I keep hearing that, but I also keep running into a LOT of people who cannot resolve the failure for the 1000 series cards, and I would assume the 2000 series as well, to be recognized and provide even basic display functions on older motherboards that are at least a generation removed from the change to full UEFI firmware.
I've seen at least twenty to thirty instances where no current enough bios version was ever released to support the architecture/series or for whatever reason, they simply won't work even with full bios resets using the battery method and breadboarding techniques. Without hardware level firmware support, some of those old boards wouldn't even support some of the newer (But now old) cards prior to these mainly UEFI cards.
I'd like to agree, because I've seen SOME of them work on very old boards. But I've also seen a lot of them that haven't, even on boards that weren't as old. Much probably depends on the manufacturer and whether it was an OEM board or not too. Most of the OEM boards have never received any updated bios through the years, and those are very unlikely to work with the newest cards, or at least less likely than with an aftermarket card from one of the four main brands.

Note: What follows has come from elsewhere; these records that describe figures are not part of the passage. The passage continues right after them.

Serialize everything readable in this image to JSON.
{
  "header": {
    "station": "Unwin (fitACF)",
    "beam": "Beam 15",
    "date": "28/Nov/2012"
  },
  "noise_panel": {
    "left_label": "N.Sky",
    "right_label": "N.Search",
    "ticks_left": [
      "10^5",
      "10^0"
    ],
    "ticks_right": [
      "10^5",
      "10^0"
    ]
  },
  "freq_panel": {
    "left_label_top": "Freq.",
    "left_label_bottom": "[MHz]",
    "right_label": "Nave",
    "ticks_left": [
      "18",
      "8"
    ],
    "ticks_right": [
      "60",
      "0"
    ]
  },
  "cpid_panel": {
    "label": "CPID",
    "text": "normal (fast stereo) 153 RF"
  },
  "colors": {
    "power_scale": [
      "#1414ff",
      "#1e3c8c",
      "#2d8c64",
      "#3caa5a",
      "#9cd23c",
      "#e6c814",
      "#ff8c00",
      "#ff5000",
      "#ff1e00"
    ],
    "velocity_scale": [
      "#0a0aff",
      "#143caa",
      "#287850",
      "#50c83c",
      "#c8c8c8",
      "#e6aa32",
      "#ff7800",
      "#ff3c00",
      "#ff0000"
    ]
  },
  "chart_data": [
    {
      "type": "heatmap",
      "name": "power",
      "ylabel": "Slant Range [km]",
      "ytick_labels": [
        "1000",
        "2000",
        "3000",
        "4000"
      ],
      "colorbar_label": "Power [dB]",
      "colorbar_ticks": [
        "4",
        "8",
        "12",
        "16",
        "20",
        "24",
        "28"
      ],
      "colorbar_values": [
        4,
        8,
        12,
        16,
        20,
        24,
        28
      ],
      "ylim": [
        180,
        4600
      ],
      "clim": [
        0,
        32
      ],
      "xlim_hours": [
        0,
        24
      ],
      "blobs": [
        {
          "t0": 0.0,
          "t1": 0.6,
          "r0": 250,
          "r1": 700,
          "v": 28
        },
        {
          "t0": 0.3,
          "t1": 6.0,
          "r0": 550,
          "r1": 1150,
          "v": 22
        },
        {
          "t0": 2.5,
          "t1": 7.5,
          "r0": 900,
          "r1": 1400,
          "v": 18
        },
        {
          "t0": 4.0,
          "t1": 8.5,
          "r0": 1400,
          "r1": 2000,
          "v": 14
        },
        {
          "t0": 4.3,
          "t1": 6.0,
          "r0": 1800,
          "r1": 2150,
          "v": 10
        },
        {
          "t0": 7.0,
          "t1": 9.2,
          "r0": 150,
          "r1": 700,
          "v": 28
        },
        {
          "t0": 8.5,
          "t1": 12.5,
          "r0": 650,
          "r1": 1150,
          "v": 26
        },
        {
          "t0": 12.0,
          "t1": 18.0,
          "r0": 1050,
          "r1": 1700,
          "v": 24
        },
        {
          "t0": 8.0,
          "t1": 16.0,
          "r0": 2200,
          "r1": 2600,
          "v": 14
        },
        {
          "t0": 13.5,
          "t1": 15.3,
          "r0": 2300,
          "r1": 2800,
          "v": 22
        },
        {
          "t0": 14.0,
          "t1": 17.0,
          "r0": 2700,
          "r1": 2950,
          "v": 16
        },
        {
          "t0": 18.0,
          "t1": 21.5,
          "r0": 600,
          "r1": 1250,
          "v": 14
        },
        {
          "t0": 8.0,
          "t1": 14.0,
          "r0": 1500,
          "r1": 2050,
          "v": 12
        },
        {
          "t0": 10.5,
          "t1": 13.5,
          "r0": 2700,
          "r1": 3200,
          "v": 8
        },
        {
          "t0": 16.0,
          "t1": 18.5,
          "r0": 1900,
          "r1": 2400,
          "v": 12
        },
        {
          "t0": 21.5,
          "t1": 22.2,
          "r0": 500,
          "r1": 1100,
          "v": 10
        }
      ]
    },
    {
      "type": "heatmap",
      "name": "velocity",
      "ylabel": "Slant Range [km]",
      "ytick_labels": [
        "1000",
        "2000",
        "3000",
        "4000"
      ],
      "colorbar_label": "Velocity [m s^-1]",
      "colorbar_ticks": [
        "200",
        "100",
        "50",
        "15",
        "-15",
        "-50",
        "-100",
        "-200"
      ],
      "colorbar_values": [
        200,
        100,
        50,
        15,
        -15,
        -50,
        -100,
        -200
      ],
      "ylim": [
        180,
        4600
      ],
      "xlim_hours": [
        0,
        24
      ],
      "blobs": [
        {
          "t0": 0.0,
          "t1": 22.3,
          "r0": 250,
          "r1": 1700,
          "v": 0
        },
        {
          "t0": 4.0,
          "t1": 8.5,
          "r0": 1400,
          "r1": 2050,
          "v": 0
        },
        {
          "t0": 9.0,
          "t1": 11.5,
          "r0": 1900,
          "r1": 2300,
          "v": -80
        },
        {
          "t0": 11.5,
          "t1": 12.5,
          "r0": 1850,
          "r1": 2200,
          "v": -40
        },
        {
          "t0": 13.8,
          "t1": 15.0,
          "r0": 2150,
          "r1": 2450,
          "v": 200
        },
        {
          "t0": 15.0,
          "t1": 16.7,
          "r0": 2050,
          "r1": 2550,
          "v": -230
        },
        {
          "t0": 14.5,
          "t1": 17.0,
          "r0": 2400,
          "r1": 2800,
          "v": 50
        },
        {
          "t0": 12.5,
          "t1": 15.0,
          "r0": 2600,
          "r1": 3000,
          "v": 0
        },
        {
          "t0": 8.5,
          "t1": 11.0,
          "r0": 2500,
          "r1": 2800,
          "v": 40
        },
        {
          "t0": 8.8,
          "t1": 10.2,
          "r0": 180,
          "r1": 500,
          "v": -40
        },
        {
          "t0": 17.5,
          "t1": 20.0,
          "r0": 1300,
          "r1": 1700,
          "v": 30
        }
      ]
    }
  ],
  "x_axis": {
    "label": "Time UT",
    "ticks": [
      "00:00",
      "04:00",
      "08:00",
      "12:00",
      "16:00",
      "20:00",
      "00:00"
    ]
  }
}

I don't even think that, in those cases where they won't work, it's a UEFI vs non-UEFI problem, per se, at least in all cases. I think it's simply a lack of support compatibility due to old firmware that doesn't have hardware level support for even newer PCI 3.0 non-UEFI architecture in some cases. That's the only reason I can think of but then again I am not a hardware engineer. There are a few guys around here who could probably answer the "why's" more directly than me. InvalidError and a couple other engineer types likely can explain exactly why.